Had Mee Ok’s doctors inquired along these lines when she presented her distressing symptoms, they would have learned that she had sustained two major abandonments by the end of her first year. She was born in Korea to a single mom who placed her in an orphanage when Mee Ok was six months old. At one year of age, she was adopted and brought to the United States by an evangelical couple who reared her according to the strictest fundamentalist principles. Before Mee Ok was ten, her adoptive mother suffered a nervous breakdown. Sometime in her teenage years, her father, in a fit of religious remorse, confessed to her that he had sexually abused her for much of her early childhood, from age two onward. She had completely repressed these memories, secreted them and all associated feelings—pain, terror, rage—deep beneath the surface of her awareness. As we will see later when we discuss healing, Mee Ok’s improbable recovery, veritably a deathbed resurrection, owed everything to her confronting this long-buried trove of hurt.
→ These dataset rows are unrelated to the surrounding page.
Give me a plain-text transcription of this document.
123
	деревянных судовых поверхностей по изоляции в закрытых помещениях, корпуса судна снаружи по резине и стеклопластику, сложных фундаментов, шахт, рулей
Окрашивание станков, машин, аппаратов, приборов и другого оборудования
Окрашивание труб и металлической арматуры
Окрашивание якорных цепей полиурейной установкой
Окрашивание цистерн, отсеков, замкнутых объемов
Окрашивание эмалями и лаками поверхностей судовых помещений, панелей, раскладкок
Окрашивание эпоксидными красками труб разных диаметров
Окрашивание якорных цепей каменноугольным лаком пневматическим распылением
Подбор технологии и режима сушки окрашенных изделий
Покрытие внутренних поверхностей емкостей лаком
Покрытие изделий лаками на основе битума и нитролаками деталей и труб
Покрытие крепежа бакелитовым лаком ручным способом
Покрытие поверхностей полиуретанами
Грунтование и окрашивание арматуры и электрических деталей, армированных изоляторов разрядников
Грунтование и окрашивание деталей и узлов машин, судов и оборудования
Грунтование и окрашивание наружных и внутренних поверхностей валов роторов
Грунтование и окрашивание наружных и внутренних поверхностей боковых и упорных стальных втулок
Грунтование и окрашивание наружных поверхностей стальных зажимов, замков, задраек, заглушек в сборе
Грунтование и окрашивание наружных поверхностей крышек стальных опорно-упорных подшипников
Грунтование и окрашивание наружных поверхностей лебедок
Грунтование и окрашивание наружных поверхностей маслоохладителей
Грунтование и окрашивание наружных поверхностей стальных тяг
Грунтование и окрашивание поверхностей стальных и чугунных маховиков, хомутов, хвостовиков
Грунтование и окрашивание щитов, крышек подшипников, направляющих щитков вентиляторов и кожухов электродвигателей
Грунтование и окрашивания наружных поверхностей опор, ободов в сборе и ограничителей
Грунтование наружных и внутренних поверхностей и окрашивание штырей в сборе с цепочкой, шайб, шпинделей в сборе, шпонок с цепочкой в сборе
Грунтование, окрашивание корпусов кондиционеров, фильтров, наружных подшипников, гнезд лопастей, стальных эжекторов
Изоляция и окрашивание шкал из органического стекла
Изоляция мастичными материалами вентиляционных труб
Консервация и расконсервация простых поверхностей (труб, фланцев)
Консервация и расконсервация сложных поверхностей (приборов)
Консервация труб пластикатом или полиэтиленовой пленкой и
Upon the emotional graveyard of what she could not afford to feel, Mee Ok erected an impressive edifice: a positive, can-do persona that not only kept her from experiencing her despair and impelled her to ignore her own needs, but also helped her achieve success beyond what she really believed was her due. In her job as assistant to the world-renowned professor, the grown-up Mee Ok found her work stressful and would habitually bear the tensions and pressures of everyone around her. “I was really not myself while I was there,” she said. “I was always having to operate as a more highly functioning person than I really was.” Such hyperfunctioning on top of hidden inner distress is a recurring theme among the many autoimmune patients I’ve encountered in my years of practice and teaching.